The “Louvre” pendant to “Chaussée d’Antin” occupied the other three walls with what was at first sight a stunning counterpoint to the “Palmarès” series: twenty spectral, fragmentary, black-andwhite photos of Michelangelo’s two unfinished Slaves (both dated 1513), which have been in the museum’s collection since the late eighteenth century. In contrast to the circumstantial nature of “Palmarès”—Faigenbaum learned in December 2003 that the boutique was closing and started photographing two weeks later on a daily basis—the Louvre project (“Untitled,” 2003–2004) involved eight months of intimate weekly rendezvous with the Slaves on days when the museum was closed to the public. In contrast to the familial immediacy of “Palmarès,” Faigenbaum’s Slaves are the product of an artistic dialogue with the past.
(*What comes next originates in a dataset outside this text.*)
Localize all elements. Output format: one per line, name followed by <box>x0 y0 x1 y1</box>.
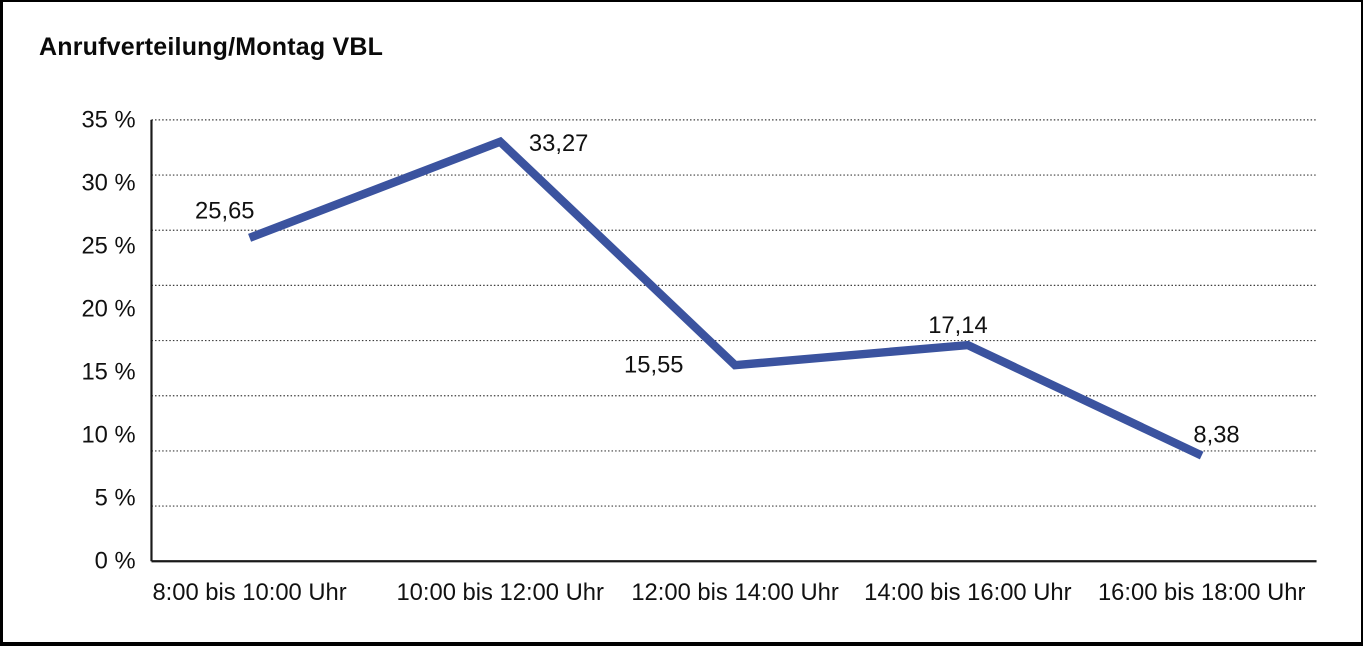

In contrast to the synthetically narrative images of the boutique, far closer to film stills than documentary photos, the Slaves are (with the exception of one almost full-length portrait of the Rebellious Slave barely emerging from stone and shadows alike) analytically fragmented into close-ups of heads, torsos, and lower limbs.

And yet, for Faigenbaum, the worlds of the Louvre and Chaussée d’Antin have always coexisted, or at least since his early teens, when, already set on becoming an artist, he used to skip school to visit the museum. And the emblematic struggles of Michelangelo’s Slaves against captivity and death have their echoes in the deportation of the paternal grandparents and an aunt he never knew, or even the day-to-day struggles of those who survived. These parallels make “Louvre et Chaussée d’Antin” a moving homage from one generation to another. It is even more remarkable because Faigenbaum succeeds not only in bringing rue de la Chaussée d’Antin into the Louvre but also in capturing the expressive beauty of the clothing boutique, just as, by bringing Michelangelo’s Slaves into his own darkroom, he has infused a living dimension into the most transcendent of sculptures. But through this artistic balancing act between observation and invention, Faigenbaum has at the same time created a world of the imagination where visitors, whether or not they are familiar with his history or Michelangelo’s, can circulate freely among sculptures and mannequins, shoppers and slaves in a history of their own making.